SOPs and Preventive Measures
Between the masks worn in public, spaces kept between people in commercial and public institutions, and the hand sanitizers placed everywhere, it’s safe to say that a lot of precautions have been adopted since last Ramadan. As opposed to the panic experienced by Ramadan shoppers last year, this year, the community is better prepared with multiple protection measures as well as a variety of online platforms that offer multiple services for daily necessities including grocery shopping and delivery alternatives that are increasingly being adopted by several entities.
Quarantine and Lockdown Regulations
A lot has changed with regards to quarantine, lockdown, and travel regulations in the past year with fluctuation in its implementations and lifting according to the rise and drop in cases in different countries. One thing that is seen worldwide is the lift of some travel bans and restrictions with the administration of mandatory Covid testing and the implementation of a 14 days of quarantine period upon arrival at the required destination.
A possible new instrument to be employed this year is the Vaccine Passport which is a form of documentation or digital record that includes coronavirus test results and a proof of vaccination. This is expected to assist the public in regaining the freedom to travel and access public spaces including restaurants, educational institutions, work spaces without having to undergo temperature checks or recurring testing.
Fresher and Hopeful Mindsets
Although it does not seem like this Ramadan would be much different from that of last year, it is definitely better prepared for this time around. Hospitals now are more equipped and better acquainted with symptoms and treatments and with the new vaccine, there is definitely more hope than despair. People have also evidently had time to accept the changes in life functions and adapt to the new lifestyle. Mindsets and emotional states have also relatively become improved with people now getting gradually more familiar with the virus and becoming less panicked and afraid as they previously were before.

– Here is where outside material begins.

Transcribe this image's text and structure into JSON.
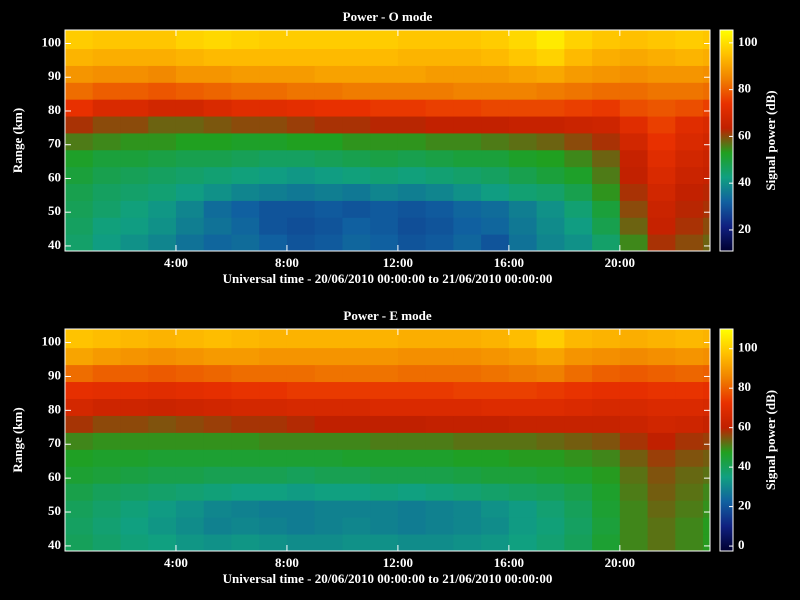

Whether next month will be spent in quarantine or not, one thing to consider is that Ramadan for Muslims is a personal journey as much as a collective experience. The fundamental objectives behind Ramadan could still be achieved despite the circumstances. Activities including fasting, performing Salah, giving charity, reciting the Quran, abstaining from poor behaviour, ect could all be done from the comfort of the home and now with lesser distractions. This Ramadan could be an opportunity to maximize efforts towards refreshing our mindsets and goals, adjusting our spirit, disposing of harmful habits, and adopting beneficial ones.